くらし 一陽来復

令和7年の新春を迎え、議会を代表して謹んで新年のごあいさつを申し上げます。
昨今のエネルギー価格の高騰をはじめとする物価の高騰は、東京電力福島第一原子力発電所の事故によりふるさとを離れ避難を継続されている方、町内で生活されている方、どちらの町民の暮らしにも大きな影響を及ぼしていることと存じます。特に、復興インフラ整備途上にあるわが町にとって、原材料費の高騰は大きな問題であります。町内の生活環境整備や町民の皆さまを支える各種生活支援策などについて復興を成し遂げるまでご支援いただけるよう、今後も国・関係機関にしっかりと働きかけてまいります。
昨年の11月30日、中野洋昌国土交通大臣が来町され、双葉町産業交流センターの屋上から町の状況を視察いただきました。その際、屋上から改めて町を一望し、令和2年10月の双葉町産業交流センター開所以来、復興産業拠点を中心とした中野地区の変化を実感いたしました。JR双葉駅の周辺も、双葉町役場本庁舎の開所や駅西住宅の全戸完成により大きく変化しており、商業施設の整備や町コミュニティーセンターの改修などによりこれからも状況が大きく変わっていくことと思います。
一方で、双葉町特定帰還居住区域復興再生計画が内閣総理大臣の認定を受け、帰還環境整備の取り組みが進められておりますが、町内全域の避難指示解除に向けての具体的な取組方針はいまだ国から示されておりません。
関係省庁の大臣が来町される際には、中野地区復興産業拠点や特定帰還居住区域の先行除染地域を視察いただくことも多いですが、去る12月14日に石破茂内閣総理大臣が伊藤忠彦復興大臣とともに来町された際には、今後除染等の帰還環境整備を開始する帰還困難区域(石熊地区)を視察いただきました。国道288号からゲートを通り帰還困難区域に入域すると、旧特定復興再生拠点区域や特定帰還居住区域の先行除染地域と比べて道路の際まで生い茂った草木が目立ち、避難指示解除までの帰還環境整備に要する年月が懸念されます。私も伊澤町長とともに石破総理に町の状況を説明し、住民の意に沿った特定帰還居住区域の速やかな帰還環境整備を強くお願いいたしました。帰還困難区域の現状を石破総理に視察いただけたことは、帰還困難全域の避難指示解除に向けて大変意味のあることだと思います。当区域内の速やかな除染・解体・インフラ整備等と並行して、町内全域の避難指示解除に向けた取組方針を早急に明らかにするよう、今後も国に強く求めてまいります。

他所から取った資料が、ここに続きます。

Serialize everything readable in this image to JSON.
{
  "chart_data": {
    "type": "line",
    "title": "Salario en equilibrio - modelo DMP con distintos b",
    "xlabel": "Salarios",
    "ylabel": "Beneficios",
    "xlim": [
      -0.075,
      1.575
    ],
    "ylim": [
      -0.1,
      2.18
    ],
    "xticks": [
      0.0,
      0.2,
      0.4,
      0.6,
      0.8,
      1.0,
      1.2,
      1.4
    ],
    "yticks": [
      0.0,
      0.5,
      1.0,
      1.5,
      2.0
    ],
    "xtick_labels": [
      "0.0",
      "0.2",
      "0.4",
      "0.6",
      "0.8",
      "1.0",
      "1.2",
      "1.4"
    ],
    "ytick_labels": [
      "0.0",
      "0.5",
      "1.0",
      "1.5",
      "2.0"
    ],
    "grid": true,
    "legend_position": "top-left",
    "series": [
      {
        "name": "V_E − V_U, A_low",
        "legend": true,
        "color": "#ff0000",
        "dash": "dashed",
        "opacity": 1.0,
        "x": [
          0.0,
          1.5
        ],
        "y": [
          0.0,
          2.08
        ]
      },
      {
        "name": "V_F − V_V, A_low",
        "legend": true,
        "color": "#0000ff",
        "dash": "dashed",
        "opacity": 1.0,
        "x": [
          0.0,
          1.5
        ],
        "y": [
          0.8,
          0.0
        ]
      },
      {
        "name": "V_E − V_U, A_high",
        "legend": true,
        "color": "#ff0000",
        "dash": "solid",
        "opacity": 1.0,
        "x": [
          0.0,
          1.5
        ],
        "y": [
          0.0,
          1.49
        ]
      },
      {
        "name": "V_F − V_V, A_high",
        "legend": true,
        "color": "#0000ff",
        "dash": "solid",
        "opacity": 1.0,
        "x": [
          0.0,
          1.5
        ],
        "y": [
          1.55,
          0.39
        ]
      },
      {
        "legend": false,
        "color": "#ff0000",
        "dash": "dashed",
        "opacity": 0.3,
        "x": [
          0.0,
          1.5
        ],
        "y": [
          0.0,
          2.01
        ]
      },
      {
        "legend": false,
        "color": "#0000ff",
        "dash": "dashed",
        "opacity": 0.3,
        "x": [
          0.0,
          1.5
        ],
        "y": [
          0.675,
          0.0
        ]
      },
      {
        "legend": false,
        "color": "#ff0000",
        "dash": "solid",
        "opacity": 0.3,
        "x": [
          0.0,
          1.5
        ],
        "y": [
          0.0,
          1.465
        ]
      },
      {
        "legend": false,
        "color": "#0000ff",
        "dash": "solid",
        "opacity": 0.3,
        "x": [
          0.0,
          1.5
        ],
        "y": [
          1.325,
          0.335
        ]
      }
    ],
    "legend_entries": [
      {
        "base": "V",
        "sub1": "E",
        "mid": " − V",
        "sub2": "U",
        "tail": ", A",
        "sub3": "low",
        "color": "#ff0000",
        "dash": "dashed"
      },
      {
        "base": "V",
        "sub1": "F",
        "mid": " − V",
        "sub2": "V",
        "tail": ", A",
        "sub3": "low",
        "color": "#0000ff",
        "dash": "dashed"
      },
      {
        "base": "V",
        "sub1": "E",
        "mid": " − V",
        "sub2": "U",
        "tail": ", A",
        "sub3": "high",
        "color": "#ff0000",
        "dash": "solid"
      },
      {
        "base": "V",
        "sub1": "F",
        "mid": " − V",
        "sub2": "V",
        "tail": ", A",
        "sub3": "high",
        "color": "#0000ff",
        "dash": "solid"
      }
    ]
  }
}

2025年の巳年は、これまでの努力が大きく実を結ぶ年になると言われております。議会といたしましても、本年も町民の皆さまの負託とご期待に添うべく、復興・ふるさと再生、新たなまちづくりに町執行部と連携を図りながら、議員一丸となって懸命に努力してまいりますので、一層のご支援、ご協力をお願い申し上げます。
結びに、これまでの苦労がよい方向に向かいますように、今後も魅力ある復興まちづくり、そして町民の皆さまの生活支援等に全力を傾注し、議会としての責務を全うすることをお誓い申し上げますとともに、町民の皆さまお一人お一人が健康で、実りの多い年となりますよう心からご祈念申し上げ、新年のごあいさつといたします。